Program Understandability

An understandable program:

For example, this is an appropriate way to comment the MyString_length() function:

In file mystring.h:

...
size_t MyString_length(const char pcStr[]);
/* Return the length of string pcStr.
   It is a checked runtime error for pcStr to be NULL. */
...
In file mystringp.c:
...
size_t MyString_length(const char *pcStr)

/* Return the length of string pcStr.
   It is a checked runtime error for pcStr to be NULL. */

{
   const char *pcStrEnd = pcStr;
   assert(pcStr != NULL);
   while (*pcStrEnd != '\0')
      pcStrEnd++;
   return (size_t)(pcStrEnd - pcStr);
}
...
Note that the comment explicitly states what the function returns, explicitly refers to the function's parameter (pcStr), and explicitly describes the function's checked runtime error.

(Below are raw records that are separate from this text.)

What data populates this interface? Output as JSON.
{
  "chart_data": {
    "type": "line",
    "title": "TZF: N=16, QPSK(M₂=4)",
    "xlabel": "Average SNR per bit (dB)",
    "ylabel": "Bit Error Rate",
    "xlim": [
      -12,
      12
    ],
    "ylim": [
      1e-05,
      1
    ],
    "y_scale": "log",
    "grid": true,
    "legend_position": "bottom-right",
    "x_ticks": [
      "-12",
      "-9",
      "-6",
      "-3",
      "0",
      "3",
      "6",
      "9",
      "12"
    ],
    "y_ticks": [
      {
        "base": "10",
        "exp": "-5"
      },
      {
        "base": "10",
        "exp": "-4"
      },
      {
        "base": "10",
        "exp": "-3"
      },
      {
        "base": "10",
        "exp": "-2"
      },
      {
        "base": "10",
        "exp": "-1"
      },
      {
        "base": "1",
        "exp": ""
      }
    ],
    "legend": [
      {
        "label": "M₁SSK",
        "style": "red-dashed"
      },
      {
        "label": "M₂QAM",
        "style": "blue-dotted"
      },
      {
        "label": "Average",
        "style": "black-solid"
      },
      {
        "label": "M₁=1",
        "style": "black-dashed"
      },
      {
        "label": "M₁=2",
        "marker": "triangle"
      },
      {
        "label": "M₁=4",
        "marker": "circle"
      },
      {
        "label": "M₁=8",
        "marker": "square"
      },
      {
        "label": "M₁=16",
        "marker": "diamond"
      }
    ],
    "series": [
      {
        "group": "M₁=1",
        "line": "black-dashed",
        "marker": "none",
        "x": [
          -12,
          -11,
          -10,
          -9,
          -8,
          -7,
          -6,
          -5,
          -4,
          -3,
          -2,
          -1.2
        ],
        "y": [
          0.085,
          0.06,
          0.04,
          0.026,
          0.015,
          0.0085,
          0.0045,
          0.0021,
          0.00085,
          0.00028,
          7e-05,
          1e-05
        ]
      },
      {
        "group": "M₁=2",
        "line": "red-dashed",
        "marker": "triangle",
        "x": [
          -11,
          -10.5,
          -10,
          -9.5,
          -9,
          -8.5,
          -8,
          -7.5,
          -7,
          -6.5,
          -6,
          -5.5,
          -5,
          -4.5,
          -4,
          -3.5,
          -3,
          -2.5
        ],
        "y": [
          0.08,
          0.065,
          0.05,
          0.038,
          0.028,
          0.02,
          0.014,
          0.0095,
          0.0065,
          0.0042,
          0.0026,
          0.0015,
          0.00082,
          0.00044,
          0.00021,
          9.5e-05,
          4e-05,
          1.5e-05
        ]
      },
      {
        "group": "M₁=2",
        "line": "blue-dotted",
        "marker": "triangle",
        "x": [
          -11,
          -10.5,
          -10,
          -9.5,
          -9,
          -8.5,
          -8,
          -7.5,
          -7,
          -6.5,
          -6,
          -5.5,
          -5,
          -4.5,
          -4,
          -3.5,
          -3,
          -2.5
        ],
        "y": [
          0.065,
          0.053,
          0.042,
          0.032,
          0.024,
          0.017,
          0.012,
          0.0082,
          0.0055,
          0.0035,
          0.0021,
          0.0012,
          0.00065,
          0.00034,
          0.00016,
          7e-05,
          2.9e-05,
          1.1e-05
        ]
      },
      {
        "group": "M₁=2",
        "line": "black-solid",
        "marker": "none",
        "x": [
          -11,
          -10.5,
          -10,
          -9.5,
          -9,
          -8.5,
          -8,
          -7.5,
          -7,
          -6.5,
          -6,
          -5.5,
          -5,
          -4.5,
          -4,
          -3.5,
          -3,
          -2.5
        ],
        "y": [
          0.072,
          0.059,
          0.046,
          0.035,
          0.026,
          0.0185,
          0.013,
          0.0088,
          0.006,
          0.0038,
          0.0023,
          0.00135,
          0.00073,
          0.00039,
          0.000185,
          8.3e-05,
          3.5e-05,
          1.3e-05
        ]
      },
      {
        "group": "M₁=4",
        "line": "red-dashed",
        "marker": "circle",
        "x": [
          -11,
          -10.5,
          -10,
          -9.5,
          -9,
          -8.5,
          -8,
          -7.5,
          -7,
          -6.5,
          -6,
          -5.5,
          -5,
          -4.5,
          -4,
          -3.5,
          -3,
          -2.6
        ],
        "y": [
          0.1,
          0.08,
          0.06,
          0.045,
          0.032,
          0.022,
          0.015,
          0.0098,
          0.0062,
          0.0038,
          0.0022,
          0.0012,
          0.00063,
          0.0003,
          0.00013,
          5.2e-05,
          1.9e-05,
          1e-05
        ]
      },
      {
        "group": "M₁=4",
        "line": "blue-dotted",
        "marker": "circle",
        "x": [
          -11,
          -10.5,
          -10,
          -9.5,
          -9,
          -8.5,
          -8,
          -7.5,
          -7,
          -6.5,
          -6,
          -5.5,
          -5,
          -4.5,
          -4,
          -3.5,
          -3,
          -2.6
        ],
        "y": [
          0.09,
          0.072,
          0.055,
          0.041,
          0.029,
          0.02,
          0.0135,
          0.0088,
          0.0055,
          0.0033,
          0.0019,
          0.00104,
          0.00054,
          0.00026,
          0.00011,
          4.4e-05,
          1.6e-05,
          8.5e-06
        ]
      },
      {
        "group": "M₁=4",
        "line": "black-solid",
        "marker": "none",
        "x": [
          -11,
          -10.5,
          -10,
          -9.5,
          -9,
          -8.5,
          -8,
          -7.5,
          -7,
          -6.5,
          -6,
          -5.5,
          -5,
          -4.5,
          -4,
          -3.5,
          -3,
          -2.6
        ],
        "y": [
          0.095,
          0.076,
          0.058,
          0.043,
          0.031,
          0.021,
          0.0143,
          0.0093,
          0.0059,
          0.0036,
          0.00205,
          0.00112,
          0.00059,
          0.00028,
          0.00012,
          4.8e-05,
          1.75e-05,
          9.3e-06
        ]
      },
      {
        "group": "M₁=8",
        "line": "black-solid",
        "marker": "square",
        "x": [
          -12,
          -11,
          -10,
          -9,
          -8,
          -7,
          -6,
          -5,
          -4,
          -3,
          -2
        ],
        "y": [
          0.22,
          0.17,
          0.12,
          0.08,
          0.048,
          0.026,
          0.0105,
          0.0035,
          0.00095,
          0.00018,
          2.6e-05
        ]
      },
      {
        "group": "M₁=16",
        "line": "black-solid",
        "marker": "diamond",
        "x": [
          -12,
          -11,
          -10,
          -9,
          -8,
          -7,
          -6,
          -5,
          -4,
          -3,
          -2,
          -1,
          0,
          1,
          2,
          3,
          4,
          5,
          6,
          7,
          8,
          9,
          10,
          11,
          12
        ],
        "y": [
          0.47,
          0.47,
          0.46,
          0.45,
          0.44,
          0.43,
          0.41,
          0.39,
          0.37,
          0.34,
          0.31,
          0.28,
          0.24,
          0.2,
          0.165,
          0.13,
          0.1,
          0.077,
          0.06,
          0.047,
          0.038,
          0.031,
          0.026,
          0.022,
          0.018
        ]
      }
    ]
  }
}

A Hint: "Const" and the MyString_search Function

The use of the "const" keyword within the MyString_search() function is tricky, as this question/answer sequence indicates.

Question

According to the man pages, the formal parameters of the strstr() function are of type const char*. That implies that the formal parameters of MyString_search() also should be of type const char*. Why aren't they of type char*?

Answer

Suppose you were to define your MyString_search() function like this:

char *MyString_search(char *pc1, char *pc2) { ... }

Further suppose the client then calls MyString_search() like this:

const char *pcString1 = "hello";
const char *pcString2 = "lo";
...
... MyString_search(pcString1, pcString2) ...
...

(Note that's a perfectly reasonable way to call the function.) In that case the compiler, noting that pcString1 is of type const char* and that pc1 is of type char*, would generate a warning on the function call. Thus pc1 (and pc2) should be of type const char*.

Question

According to the man pages, the return type of strstr() is char*. That implies that the return type of MyString_search() also should be of type char*. Why isn't the return type const char*?

Answer

Suppose you were to define MyString_search() like this:

const char *MyString_search(const char *pc1, const char *pc2) { ... }

Further suppose the client then calls MyString_search() like this:

char *pcString1 = "hello";
char *pcString2 = "lo";
char *pc;
...
pc = MyString_search(pcString1, pcString2);
...

(Note that's a perfectly reasonable way to call the function.) In that case the compiler, noting that pc is of type char* and that the value returned by MyString_search() is of type const char*, would generate a warning on the assignment statement. Thus the return type of MyString_search() should be char* and should not be const char*.

Question

Within the definition of MyString_search(), I decided to define a local variable named pc that "points into" the first of the two given strings, as indicated by this code:

char *MyString_search(const char *pc1, const char *pc2)
{
   ...
   pc = pc1;
   ...
   /* Increment pc so it points to the appropriate character. */
   ...
   return pc;
}

If I define pc to be of type char*, then the assignment statement generates a warning. If I define pc to be of type const char*, then the return statement generates a warning. How can I resolve that problem?

Answer

Unfortunately, C provides no elegant solution. We recommend that you define pc to be of type const char* so the assignment statement is warningless. Then use a cast operator in the return statement:

return (char*)pc;

to explicitly inform the compiler to not generate a warning. C programmers refer to that solution as "casting away the constness" of the variable. Sadly, that inelegant technique often is unavoidable.